Evaluation of PUD Care

  • Goals for PUD Care:

    • Prevention of active Peptic Ulcer Disease (PUD).

    • Eradication of H. pylori infection.

    • Monitor for pain control and adherence to medication regimens.

    • Implement necessary lifestyle alterations.

    • Detect and manage complications, such as GI bleeding, as they arise.

Gastric Cancer

Pathophysiology Overview

  • Risk Factors: Key risk factors include atrophic gastritis, intestinal metaplasia, H. pylori infection, and dietary factors such as high consumption of pickled foods and nitrates.

  • Spread: Gastric cancer tends to spread through direct extension into the gastric wall and into nearby lymphatic structures, complicating treatment.

Assessment

  • Early-stage gastric cancer may present without symptoms, potentially leading to delays in diagnosis.

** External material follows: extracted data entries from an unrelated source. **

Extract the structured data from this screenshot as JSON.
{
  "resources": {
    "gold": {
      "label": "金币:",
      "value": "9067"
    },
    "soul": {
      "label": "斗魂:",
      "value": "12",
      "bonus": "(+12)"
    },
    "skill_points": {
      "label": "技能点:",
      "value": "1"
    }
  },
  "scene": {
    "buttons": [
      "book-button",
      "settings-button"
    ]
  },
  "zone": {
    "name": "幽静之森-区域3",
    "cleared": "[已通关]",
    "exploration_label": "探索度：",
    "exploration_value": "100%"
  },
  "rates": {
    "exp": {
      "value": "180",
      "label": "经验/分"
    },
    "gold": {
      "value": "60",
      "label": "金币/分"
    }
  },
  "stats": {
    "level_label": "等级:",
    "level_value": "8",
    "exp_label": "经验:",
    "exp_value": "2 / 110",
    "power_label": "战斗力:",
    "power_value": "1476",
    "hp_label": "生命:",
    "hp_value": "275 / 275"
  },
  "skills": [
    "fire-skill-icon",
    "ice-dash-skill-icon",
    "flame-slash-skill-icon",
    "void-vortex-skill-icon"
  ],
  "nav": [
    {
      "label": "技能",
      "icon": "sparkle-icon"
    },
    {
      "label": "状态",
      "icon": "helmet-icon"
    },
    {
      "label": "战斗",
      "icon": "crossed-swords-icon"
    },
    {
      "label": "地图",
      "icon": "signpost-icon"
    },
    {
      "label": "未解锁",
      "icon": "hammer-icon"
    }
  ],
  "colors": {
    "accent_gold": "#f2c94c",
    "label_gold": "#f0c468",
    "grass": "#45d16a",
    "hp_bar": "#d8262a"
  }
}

  • Symptoms: Advanced symptoms may include dyspepsia, persistent abdominal discomfort, and signs of anemia due to bleeding.

  • Diagnosis: Confirmed via EGD with biopsy to evaluate tissue for malignancy.

Interventions

  • Nonsurgical Options: Radiation and chemotherapy are critical in managing gastric cancer and may be used preoperatively or postoperatively.

  • Surgical Options: Gastrectomy or subtotal (partial) gastrectomy

    • Preoperative care: NGT is inserted to remove secretions

    • Operative procedure:

      • for tumors located in mid-portion or distal (lower) portion of the stomach a subtotal partial gastrectomy is done ( omentum and relevant lymph nodes are removed)

      • for pt with removable growth in the proximal (upper) third of the stomach total gastrectomy is done ( entire stomach, lymph nodes, and omentum are removed)

Gastric Cancer: Health Promotion and Maintenance

  • Postoperative Care: Educate about the prevention of dumping syndrome, which can occur after surgery.

    • rapid emptying of food into the small intestine

    • early usually within 30 mins of eating

    • late usually within 2-3 hrs of eating

  • Diet Management:

    • Recommend small, frequent meals that are high in protein and fat.

    • Restrict roughage and simple carbohydrates.

    • Advise patients to avoid liquids during meals to reduce dumping syndrome symptoms.

    • no milk, sweets or sugars

    • vertigo, tachycardia, syncope, sweating, pallor, palpitation, and desire to lay down

Medications for Gastric Disorders

  • Protonix (pantoprazole) 40mg: Effective in treating symptoms of heartburn and acid reflux by decreasing stomach acid production.

  • Nexium (esomeprazole) 20mg: Used for the control of acid reflux and allows for the healing of gastric ulcers.

  • Dexilant (dexlansoprazole) 60mg: Another proton pump inhibitor that reduces stomach acid.

  • Prevacid (lansoprazole): Commonly prescribed for gastric acid management.

Cases and Clinical Presentation

  • Upper GI Bleeding: Possible causes include esophageal varices, perforation, Mallory-Weiss syndrome, and Dieulafoy lesions.

  • Signs/Symptoms of Upper GI Conditions: Critical indicators include hematemesis, melena, that assist in the diagnosis of underlying conditions.